1. What changes –if any, did you make from the Australian version to the American version?
The changes were minimal on the whole. Obviously we changed around the Australian spelling to fit with American. Then there were some interesting changes to terminology that is different between countries - things like sneakers vs. trainers, or coffee machine vs. espresso machine, cookies vs. biscuits. The editors were very thorough in ensuring the terminology was correct for the US market.
We also changed around some of the school references so it correlated more with the American school year and vacation periods.
On top of that, I was given the opportunity to add a couple of lines here and there that I'd had enough time to reflect on and decide would better the story. It was fabulous to have that chance, and likewise, my editors highlighted one or two scenes that they wanted to have an additional line added or taken out.
2. Are there any differences between the way Australia and American promote books; and if so what do you like or dislike about them?
Actually, it is pretty similar. Books, on a worldwide level are in a state of constant development. Publishers and authors have the opportunity at the moment to be part of new and exciting projects that involve ebooks and digital advancements. I think the key to promoting any book is to embrace these new elements whilst respecting the tradition of books we all love, and go for it.

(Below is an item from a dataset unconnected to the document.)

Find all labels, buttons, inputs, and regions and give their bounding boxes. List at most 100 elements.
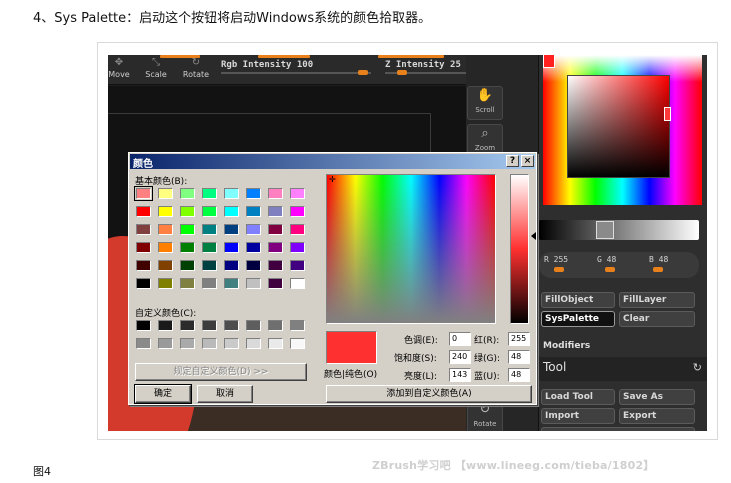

I've been really lucky to have amazing publishers and publicists within both countries. The difference is probably more to do with scale. Australian population vs. American population is quite different. Sourcebooks in the US have been absolutely incredible and since I am not physically there - we've had to work around that together. The solution has been to partake in a lot of online development - which is really where most of the YA focus is anyway - and to have author videos etc produced. I'll be over in the US later in the year and am looking forward to having a chance to visit as many cities as possible then!
3. Violet believes she has found the love of her life at 17- do you believe it’s possible to find your true love at a young age?
Given that I met the man I've now been married to for 11 years at the age of 17, I'd have to say ... absolutely. Age doesn't define our capacity to love.
4. How did Sourcebooks come across Embrace?
My publishers in Australia sent the manuscript to Sourcebooks to consider for US publication. Leah - my amazing editor - was on the hunt for YA potential and so took a look at it. She explained to me that the covering letter had gone missing, so when she started reading it she wasn't sure what it was all about. She started reading on her way home on the subway and ended up missing her stop. Not good for her at the time, but great for me!
5. What has been your favorite read this year?
I tend to steer clear of YA books that a on similar subject matter as my own, so I have been reading quite a lot of magic and dystopian. I thought Divergent, by Veronica Roth, lived up to the hype. Where She Went, by Gale Foreman, made me cry - it was beautiful. And, though it wasn't this year, I'll always be a fan of Maria V. Snyder's, Study Series.
6. Favorite place to write?
Serious work is always best achieved by locking myself into my office (which is actually the dining room at home), scene details can be more interesting to write out and about - I have a few local coffee shops I haunt. In truth, anywhere that coffee is plentiful and my mind is feeling cooperative!